Quelles étaient vos influences de départ ?

On a beaucoup de groupes en commun comme Foster The People, les Foals, surtout en live. Mais on aime surtout beaucoup Supertramp. C’est un peu ancien comme référence mais cela nous va assez bien.

Personnellement vous me faites beaucoup penser à Phoenix ?

Effectivement on est très fan : c’est probablement le groupe que j’ai le plus vu en concert. On aime leur attitude mais aussi leur manière d’aborder le live : énergique et maitrisé.

Vous avez composé tout de suite ?

Oui, en même temps j’avais déjà des compositions parce que avant je faisais de la folk dans mon coin. En m’associant aux autre, cela m’a amené de nouvelles choses, des trucs que je n’avais pas imaginé … Après on a fait aussi des reprises mais à notre manière avec notre son, notre technique ….

(Yeast en concert à Paris, la Boule Noire, Octobre 2018 - Photo Bastien Amelot)

Mais vous avez repris quoi avec cette technique ?

En fait de manière totalement informelle, nous avons repris en live du MGMT, du Christine and The Queens ce genre de choses et là on va essayer de faire une reprise de Supertramp pour voir ce que cela peut donner.

Votre biographie vous présente comme étant un groupe de « pop indie » ?
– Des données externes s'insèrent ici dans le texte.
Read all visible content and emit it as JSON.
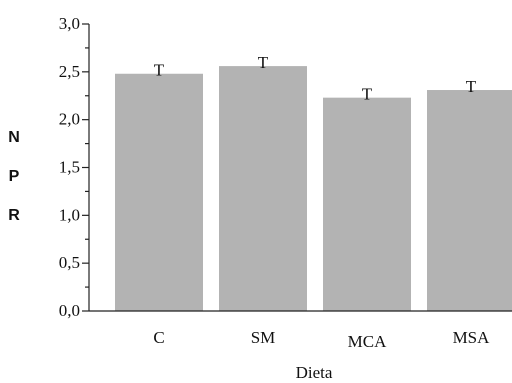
{
  "chart_data": {
    "type": "bar",
    "categories": [
      "C",
      "SM",
      "MCA",
      "MSA"
    ],
    "values": [
      2.48,
      2.56,
      2.23,
      2.31
    ],
    "error_marker": "T",
    "xlabel": "Dieta",
    "ylabel_letters": [
      "N",
      "P",
      "R"
    ],
    "ylim": [
      0,
      3
    ],
    "yticks": [
      "0,0",
      "0,5",
      "1,0",
      "1,5",
      "2,0",
      "2,5",
      "3,0"
    ],
    "grid": false,
    "legend": "none",
    "bar_color": "#b3b3b3"
  }
}
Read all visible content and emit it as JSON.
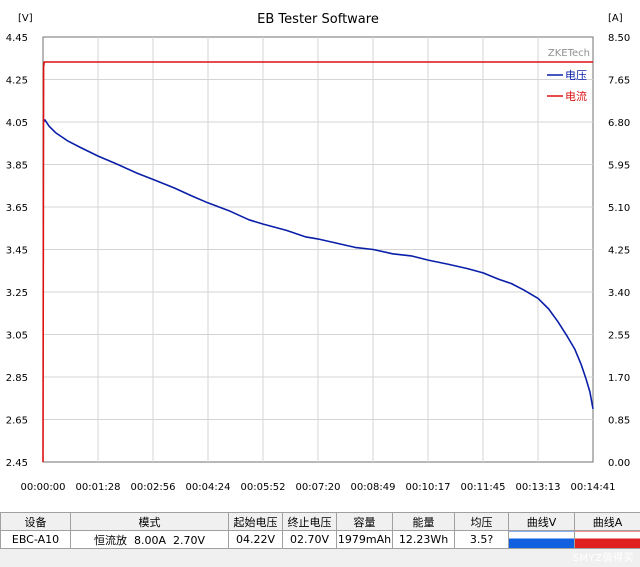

Plus ou moins, on est un groupe de « pop indie » mais on se considère autant comme un groupe de funk, que de pop mais aussi de rock. Par exemple notre EP est très pop funk mais notre live est très rock. On a donc une vision plus large que simplement de la pop. Après pour ce qui est de l’indie, on a baigné dedans avec tous ces groupes comme les Strokes ou les Artic Monkeys. Concrètement on peut dire que on est indie parce qu’on est toujours indépendant. On est très content de l’être et de pouvoir continuer à nous développer comme ça. Mais l’indie ç’est à la fois une manière de penser mais aussi une mouvance et on est dans cette mouvance.

C’est votre troisième EP qui vient de sortir ?

Oui, c’est ça. On a fait un premier EP en 2015 et un deuxième en 2016. On avait rien sorti depuis notre single Holy Chapter en avril 2017

(Pochette du nouveau maxi "Dust of light" - Droit réservé) 

 

 

Vous avez eu une évolution depuis cette période avec l’arrivé notamment de votre batteur ?

Oui, dans pas mal de chose. On a déjà une équipe plus importante avec nous ce qui nous permet d’envisager les choses de manière plus sereine et réfléchis. Notre musique a évolué aussi : elle plus punchy et funky. On a pris pas mal de temps pour tout « ingurgiter » ce qui a donné notre nouveau disque.

La première chose qui m’a frappé sur ce disque ce sont les introductions au piano : vous faites comment sur scène avec vos guitares ?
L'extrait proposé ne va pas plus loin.